The previous chapter discussed the crucial weeks and months following a new recruit’s entry into organizational culture and his induction into the requirements of salaryman masculinity at a time when the juxtaposition of earlier assumptions about salaryman masculinity and the emerging post-Bubble assumptions was particularly pronounced. This chapter will continue to explore these ongoing individual negotiations and engagements with the expectations of salaryman masculinity, during these historically significant years. The focus of this chapter is the link between the idea and reality of ‘work’ in relation to defining salaryman masculinity. Specifically, I explore the ways in which my informants framed this link between work and masculinity on a day-to-day basis. This question of the ‘meaning of work’ for individual employees is crucial in fully appreciating workplace and organizational culture at any point in time.

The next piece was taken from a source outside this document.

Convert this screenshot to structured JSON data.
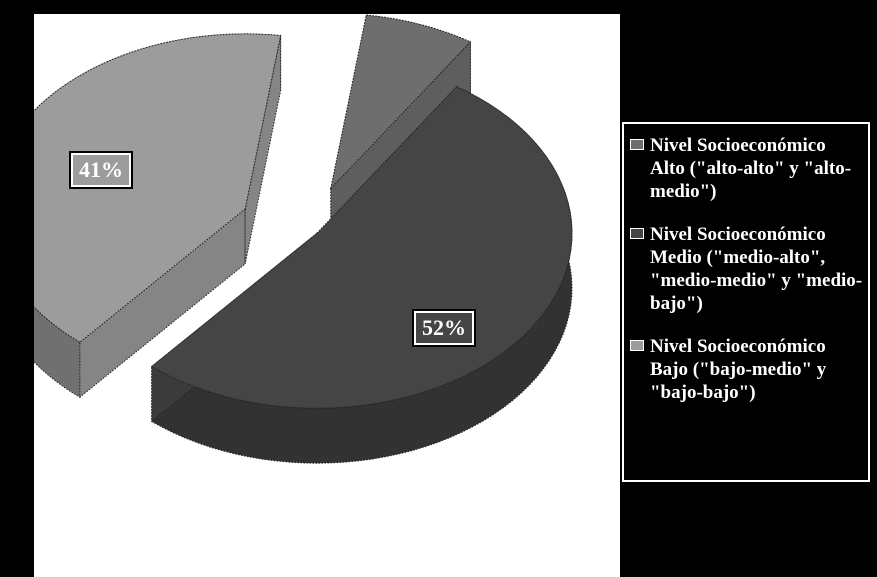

However, this question takes on even greater weight when we consider that the period I focus on in this book marked the watershed between (what today comes across as) a nostalgic ‘golden age’ of near-full employment of the pre-1990s ‘Japan Inc.’ era and the post-1990s era of permanent work becoming increasingly elusive for large swathes of young Japanese men (and women). For instance, as noted in earlier chapters, by the early to mid-2000s, over two million Japanese under the age of thirty-five were engaged in part-time or temporary work (Yuzawa and Miyamoto 2008: 156, 157). Ironically, this narrowing of access to permanent employment actually worked to accentuate its societal appeal (see Taga 2011b: 190-193). Thus, the young men whose narratives I draw upon were positioned at a historical moment of cross-currents, not only with respect to the discourse of the salaryman, but also in relation to the very idea of ‘work’ in itself, and its relationship with notions of masculinity. The chapter starts off by setting out the conceptual framework of the work/ masculinity nexus. I then bring in the voices of my informants in order to explore such themes as the importance of work in defining their sense of masculinity, the types of work they associate with masculinity, or the lack of it, their imagining of the discourse of the salaryman in the context of the workmasculinity nexus, and the lived experience at the individual level with the work-masculinity nexus.